Avec Valérie Ranson Enguiale (co-scénariste du court-métrage L’Occupant en 2008), avec qui j’ai travaillé, nous avons beaucoup cherché : aujourd’hui, la véritable modernité ce n’est pas simplement de raconter qui était Charles de Gaulle. À côté d'un grand homme, il y a souvent une grande femme. D’où la question : ne pourrait-on pas chercher une partie de l’histoire dans le personnage de son épouse, Yvonne ? Il existe très peu de choses sur elle, mais quand même suffisamment dans les Mémoires de son mari, dans des lettres, dans des biographies. En partant de ces sources, nous avons construit un film qui aurait pu s’intituler Elle et lui : les de Gaulle. Le sujet se traduit alors en une question : comment dans un couple, qui est évidemment au-dessus de la mêlée, un couple qui réfléchit à ce qui se passe, c’est-à-dire à l’effondrement militaire et politique de son pays, les sensibilités et les personnalités de l’un et de l’autre s’épaulent et se nourrissent ? De Gaulle a dédicacé ses Mémoires à Yvonne, en écrivant, de mémoire : « À Yvonne sans qui tout cela n’aurait pas été possible. » C’est ça que nous avons voulu raconter. Comment un homme arrive-t-il à prendre la décision de sauter dans l’inconnu ? Un psychiatre m’a dit qu’ « un saut dans l’inconnu, c’est un suicide en termes de psychiatrie ». Il s’avère que cette décision correspond à un parcours personnel, un parcours de partage avec cette femme et aussi avec la solidarité de cette famille.
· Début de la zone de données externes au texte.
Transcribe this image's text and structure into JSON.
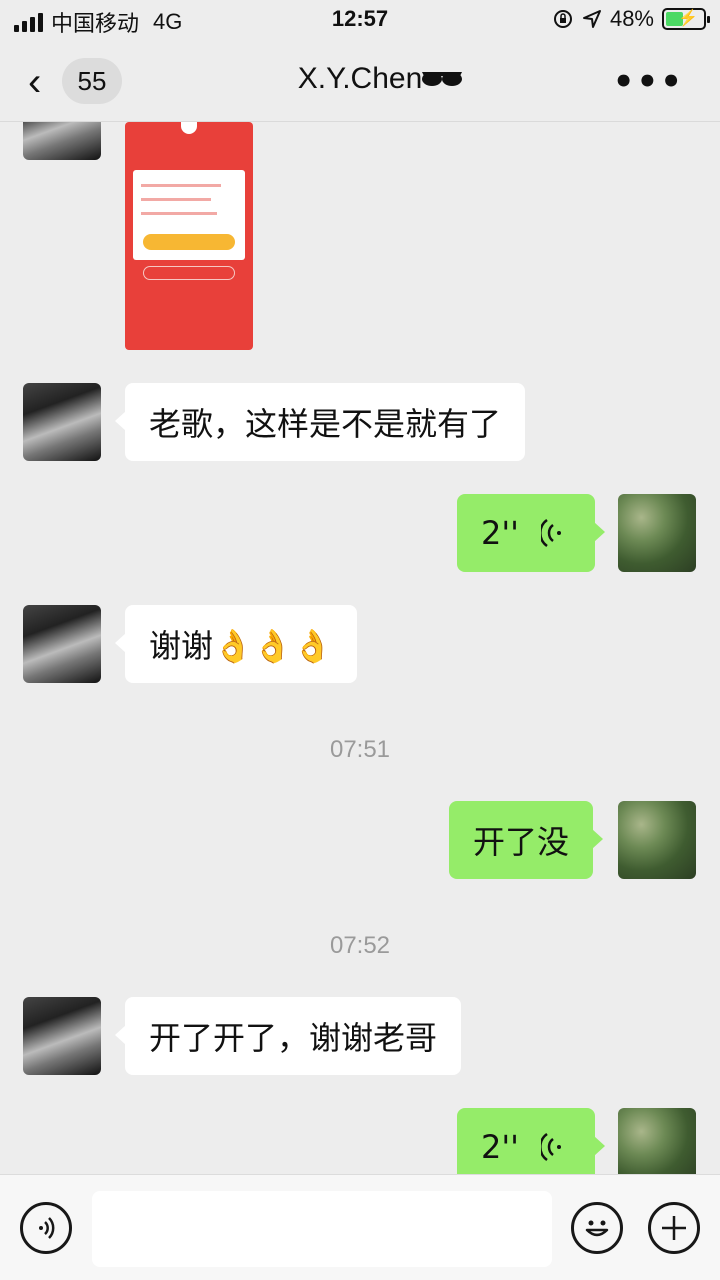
{
  "status_bar": {
    "carrier": "中国移动",
    "network": "4G",
    "time": "12:57",
    "battery_percent": "48%",
    "battery_level": 0.48
  },
  "nav": {
    "back_icon": "chevron-left-icon",
    "unread_count": "55",
    "title": "X.Y.Chen",
    "title_emoji_icon": "sunglasses-icon",
    "more_icon": "more-dots-icon"
  },
  "messages": [
    {
      "side": "in",
      "type": "image",
      "content": "poster-image"
    },
    {
      "side": "in",
      "type": "text",
      "text": "老歌，这样是不是就有了"
    },
    {
      "side": "out",
      "type": "voice",
      "duration": "2''"
    },
    {
      "side": "in",
      "type": "text",
      "text": "谢谢👌👌👌"
    },
    {
      "side": "time",
      "text": "07:51"
    },
    {
      "side": "out",
      "type": "text",
      "text": "开了没"
    },
    {
      "side": "time",
      "text": "07:52"
    },
    {
      "side": "in",
      "type": "text",
      "text": "开了开了，谢谢老哥"
    },
    {
      "side": "out",
      "type": "voice",
      "duration": "2''"
    }
  ],
  "input_bar": {
    "voice_toggle_icon": "voice-mode-icon",
    "text_value": "",
    "emoji_icon": "emoji-icon",
    "add_icon": "plus-icon"
  },
  "colors": {
    "outgoing_bubble": "#95ec69",
    "incoming_bubble": "#ffffff",
    "background": "#ededed"
  }
}
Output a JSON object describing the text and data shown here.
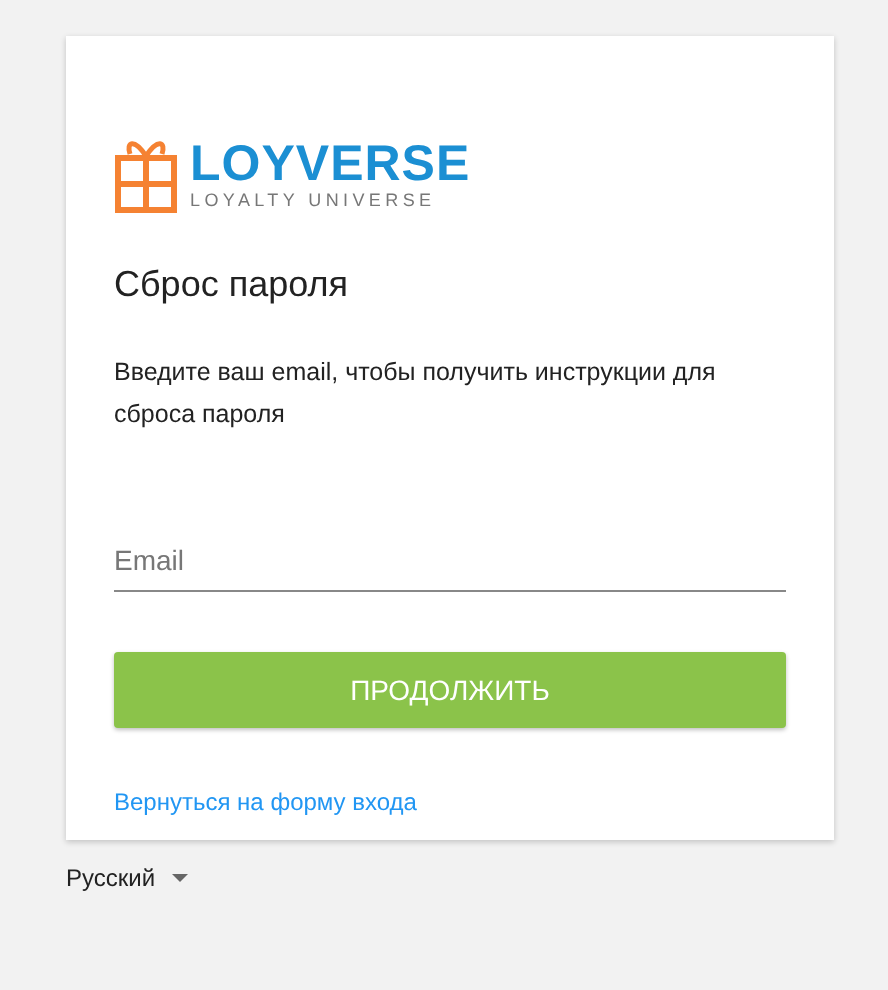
{
  "logo": {
    "name": "LOYVERSE",
    "tagline": "LOYALTY UNIVERSE"
  },
  "title": "Сброс пароля",
  "description": "Введите ваш email, чтобы получить инструкции для сброса пароля",
  "email_field": {
    "placeholder": "Email"
  },
  "submit_button": "ПРОДОЛЖИТЬ",
  "back_link": "Вернуться на форму входа",
  "language": {
    "label": "Русский"
  }
}
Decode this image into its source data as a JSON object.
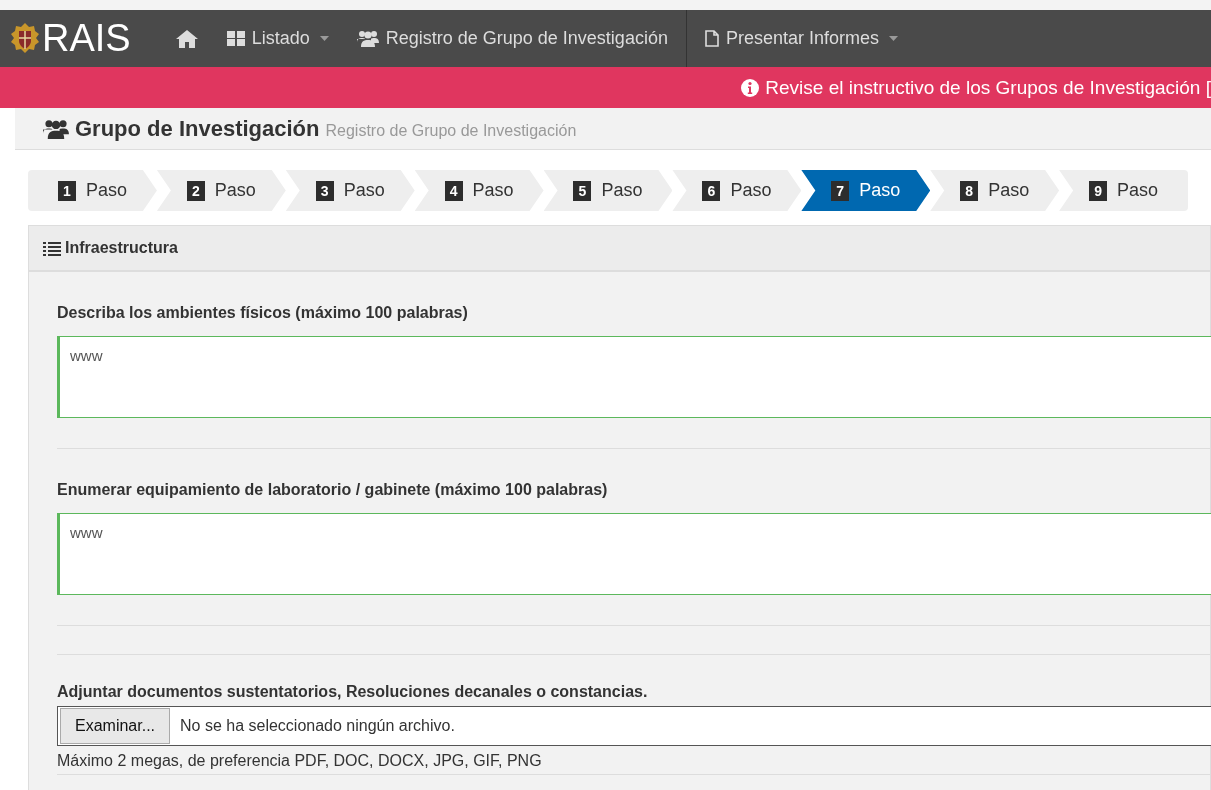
{
  "navbar": {
    "brand": "RAIS",
    "items": [
      {
        "kind": "home"
      },
      {
        "kind": "dropdown",
        "label": "Listado"
      },
      {
        "kind": "link",
        "label": "Registro de Grupo de Investigación"
      },
      {
        "kind": "dropdown",
        "label": "Presentar Informes"
      }
    ]
  },
  "alert": {
    "text": "Revise el instructivo de los Grupos de Investigación ["
  },
  "page_header": {
    "title": "Grupo de Investigación",
    "subtitle": "Registro de Grupo de Investigación"
  },
  "steps": [
    {
      "number": "1",
      "label": "Paso",
      "selected": false
    },
    {
      "number": "2",
      "label": "Paso",
      "selected": false
    },
    {
      "number": "3",
      "label": "Paso",
      "selected": false
    },
    {
      "number": "4",
      "label": "Paso",
      "selected": false
    },
    {
      "number": "5",
      "label": "Paso",
      "selected": false
    },
    {
      "number": "6",
      "label": "Paso",
      "selected": false
    },
    {
      "number": "7",
      "label": "Paso",
      "selected": true
    },
    {
      "number": "8",
      "label": "Paso",
      "selected": false
    },
    {
      "number": "9",
      "label": "Paso",
      "selected": false
    }
  ],
  "panel": {
    "title": "Infraestructura",
    "fields": [
      {
        "kind": "textarea",
        "label": "Describa los ambientes físicos (máximo 100 palabras)",
        "value": "www"
      },
      {
        "kind": "textarea",
        "label": "Enumerar equipamiento de laboratorio / gabinete (máximo 100 palabras)",
        "value": "www"
      },
      {
        "kind": "file",
        "label": "Adjuntar documentos sustentatorios, Resoluciones decanales o constancias.",
        "button": "Examinar...",
        "status": "No se ha seleccionado ningún archivo.",
        "help": "Máximo 2 megas, de preferencia PDF, DOC, DOCX, JPG, GIF, PNG"
      }
    ]
  }
}
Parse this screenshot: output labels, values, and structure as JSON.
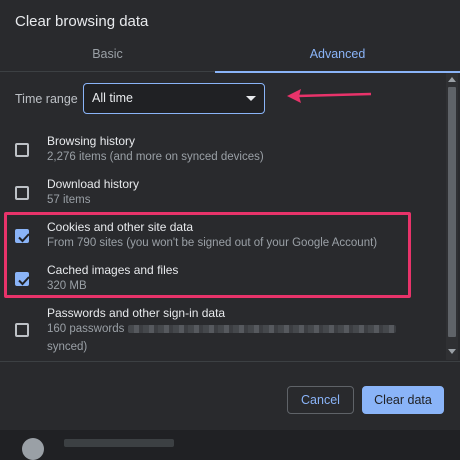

Inflexions : Comment décririez-vous cette famille ?
Gabriel Le Bomin : C’est une famille extrêmement unie. Elle est d’une force absolument inouïe. Elle s’est soudée avec les enfants bien sûr, mais aussi beaucoup avec la petite Anne, trisomique, que le couple de Gaulle, contre vents et marées, a assumé totalement, à une époque où la trisomie n’était pas encore identifiée, nommée, et où les enfants qui en étaient atteints étaient soustraits à leur famille et confiés à des institutions. Les de Gaulle ont toujours refusé cela ; ils ont assumé cette enfant au quotidien. De Gaulle a écrit des pages extraordinaires sur la force que lui, leur, donnait Anne.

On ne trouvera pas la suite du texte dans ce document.